Posted: Wed, 05 Dec 2007 01:32:47 -0600
- Write a C program to count bits set in an integer?
- What purpose do the bitwise and, or, xor and the shift operators serve?
- How to reverse the bits in an integer?
- Check if the 20th bit of a 32 bit integer is on or off?
- How to reverse the odd bits of an integer?
- How would you count the number of bits set in a floating point number?
The answers shall be posted in one or two days. In the meanwhile you guys try out these questions. I will post answers to my previous post "" today.
- Solutions to problems in recursion analysis
Posted: Wed, 05 Dec 2007 01:47:31 -0600
- Using the substitution method, we substitute the function recursively till we arrive at T(1).
i.e T(n)=T(n/2) + 1 = T(n/4) + 1 + 1 = ....
We get a total of lg(n) iterations
i.e T(n)=T(1) +lg(n)
Thus the complexity is O(lg n). - Similar to the 1st problem, it takes lg(n) iterations to reach T(1).After final iteration:
T(n)=(2^lg(n))*(T(1) + lg(n)*17)
Thus the complexity is (2^lg(n))*(lg n) = n*lg(n) - Let n=2^m,then T(2^m)=2*T(2^m/2) + 1
Now let S(m)=T(2^m).
=>S(m)=2*S(m/2) +1
This is the same as 2nd problem.
Thus the complexity is O(m*lg(m)),but m=lg(n)
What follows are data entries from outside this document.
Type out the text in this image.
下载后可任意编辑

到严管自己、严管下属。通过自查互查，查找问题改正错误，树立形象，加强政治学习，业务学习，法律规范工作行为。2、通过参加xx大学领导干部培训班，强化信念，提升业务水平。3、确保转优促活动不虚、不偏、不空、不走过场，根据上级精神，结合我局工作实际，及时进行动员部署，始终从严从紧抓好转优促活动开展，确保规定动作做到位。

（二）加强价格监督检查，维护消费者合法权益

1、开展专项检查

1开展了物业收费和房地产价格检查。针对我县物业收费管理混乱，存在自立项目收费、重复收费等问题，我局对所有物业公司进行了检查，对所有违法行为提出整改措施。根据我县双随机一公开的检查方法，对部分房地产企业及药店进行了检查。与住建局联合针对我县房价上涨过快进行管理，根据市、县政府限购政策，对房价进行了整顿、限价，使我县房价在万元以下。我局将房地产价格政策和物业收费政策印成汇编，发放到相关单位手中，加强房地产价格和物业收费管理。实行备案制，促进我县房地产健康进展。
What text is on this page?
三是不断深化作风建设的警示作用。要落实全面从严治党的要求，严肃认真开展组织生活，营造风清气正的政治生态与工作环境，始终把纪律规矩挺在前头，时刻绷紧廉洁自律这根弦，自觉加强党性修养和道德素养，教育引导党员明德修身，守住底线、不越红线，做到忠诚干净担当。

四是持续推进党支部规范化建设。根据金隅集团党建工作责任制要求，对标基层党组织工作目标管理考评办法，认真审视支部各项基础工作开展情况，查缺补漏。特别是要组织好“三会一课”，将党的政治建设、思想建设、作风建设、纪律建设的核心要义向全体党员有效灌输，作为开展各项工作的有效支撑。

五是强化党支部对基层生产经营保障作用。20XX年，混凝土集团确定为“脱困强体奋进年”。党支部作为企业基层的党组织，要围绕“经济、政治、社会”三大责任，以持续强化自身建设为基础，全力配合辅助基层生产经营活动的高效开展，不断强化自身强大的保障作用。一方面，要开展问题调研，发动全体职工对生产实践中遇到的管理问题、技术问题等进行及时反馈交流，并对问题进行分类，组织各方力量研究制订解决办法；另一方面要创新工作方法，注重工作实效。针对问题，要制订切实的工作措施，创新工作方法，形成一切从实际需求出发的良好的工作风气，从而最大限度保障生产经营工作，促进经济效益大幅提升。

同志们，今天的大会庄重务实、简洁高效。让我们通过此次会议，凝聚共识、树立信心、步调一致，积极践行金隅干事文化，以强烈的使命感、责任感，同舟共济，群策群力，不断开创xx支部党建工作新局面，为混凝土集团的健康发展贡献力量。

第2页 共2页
Thus the final complexity is O(lg(n)*lg(lg(n)))
- Using the substitution method, we substitute the function recursively till we arrive at T(1).
Posted: Thu, 20 Dec 2007 09:48:14 -0600
To start with,we are posting solutions to some of the questions.In due course of time ,all the questions shall be solved.
1.There is an array A[N] of N numbers. You have to compose an array Output[N] such that Output[i] will be equal to multiplication of all the elements of A[N] except A[i]. For example Output[0] will be multiplication of A[1] to A[N-1] and Output[1] will be multiplication of A[0] and from A[2] to A[N-1].
Solve it without division operator and in O(n).
Solution:At each position i,we need to assign A[i], the product of all the elements in the array except A[i].This amounts to same as putting A[i]=a*b,where a=cumulative product of all those elements to the left of A[i] and b=cumulative product of all those elements to the right of A[i].
We can put this simply by storing the result in a separate array and by traversing the input array twice.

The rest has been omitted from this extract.